- Associated Press - Friday, January 30, 2015

BOISE, Idaho (AP) - A legislative panel is urging Idaho lawmakers to pursue a collaborative approach while seeking to assume control of federally managed public land.

The committee approved sending their report to legislative leaders on Friday after two years of study. The report follows lawmakers’ demand for an immediate takeover of public lands, which comprise more than 60 percent of Idaho.

The effort is backed by Republican lawmakers who believe the state could manage public lands better than the federal government.

In the report, the panel wrote that many Idaho residents “believe a government that is closer to both the people impacted by governmental decisions and the lands managed by the government would produce better results.”

However, the committee is discouraging litigation as a means to acquire the land.

“Legal analysis suggests that litigation of state claims to ownership of federal lands would be a time-consuming and expensive endeavor without a great deal of certainty as to the outcome,” the report says.

The two Democrats on the committee disagreed with the majority.
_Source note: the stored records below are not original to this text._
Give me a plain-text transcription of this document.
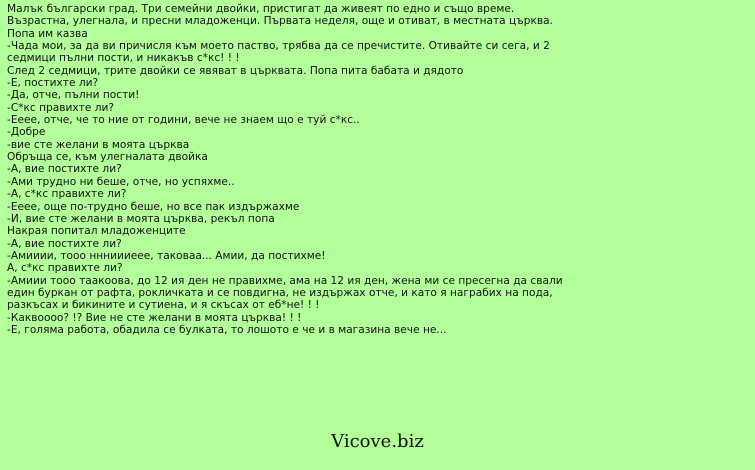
Малък български град. Три семейни двойки, пристигат да живеят по едно и също време.
Възрастна, улегнала, и пресни младоженци. Първата неделя, още и отиват, в местната църква.
Попа им казва
-Чада мои, за да ви причисля към моето паство, трябва да се пречистите. Отивайте си сега, и 2
седмици пълни пости, и никакъв с*кс! ! !
След 2 седмици, трите двойки се явяват в църквата. Попа пита бабата и дядото
-Е, постихте ли?
-Да, отче, пълни пости!
-С*кс правихте ли?
-Ееее, отче, че то ние от години, вече не знаем що е туй с*кс..
-Добре
-вие сте желани в моята църква
Обръща се, към улегналата двойка
-А, вие постихте ли?
-Ами трудно ни беше, отче, но успяхме..
-А, с*кс правихте ли?
-Ееее, още по-трудно беше, но все пак издържахме
-И, вие сте желани в моята църква, рекъл попа
Накрая попитал младоженците
-А, вие постихте ли?
-Амииии, тооо ннниииеее, таковаа... Амии, да постихме!
А, с*кс правихте ли?
-Амиии тооо таакоова, до 12 ия ден не правихме, ама на 12 ия ден, жена ми се пресегна да свали
един буркан от рафта, рокличката и се повдигна, не издържах отче, и като я награбих на пода,
разкъсах и бикините и сутиена, и я скъсах от еб*не! ! !
-Каквоооо? !? Вие не сте желани в моята църква! ! !
-Е, голяма работа, обадила се булката, то лошото е че и в магазина вече не...
Vicove.biz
They contend a state takeover of federal lands would be both unconstitutional and fiscally irresponsible.

“Idaho can’t afford to take over those lands and maintain them, even if the federal government gave them to us, which they won’t,” wrote Democrats Senate Minority Leader Michelle Stennett and House Assistant Minority Leader Mat Erpelding.

However, the Republican-controlled panel said that more efficient management, along with taxes on the land’s new economic development, would be enough to sustain the land in the long run.

Still, no specific legislation has been presented, and it’s unclear how much funding the legislature would devote to the state’s federal land takeover efforts.

GOP lawmakers also wrote that wildfires have increased while the federal government has been in control of the lands. They also say that the state’s logging industry has suffered because of the federal oversight.

But Democrats worry that, if Idaho can’t financially sustain the lands, they will be forced to sell it.

“Idahoans do not want to lose access to public lands regardless of whether they are managed by federal agencies or by the state,” the panel’s report says.

Committee chairman and Republican Sen. Chuck Winder of Boise said the committee’s report doesn’t have all the answers and that he expects lawmakers to continue working on the issue.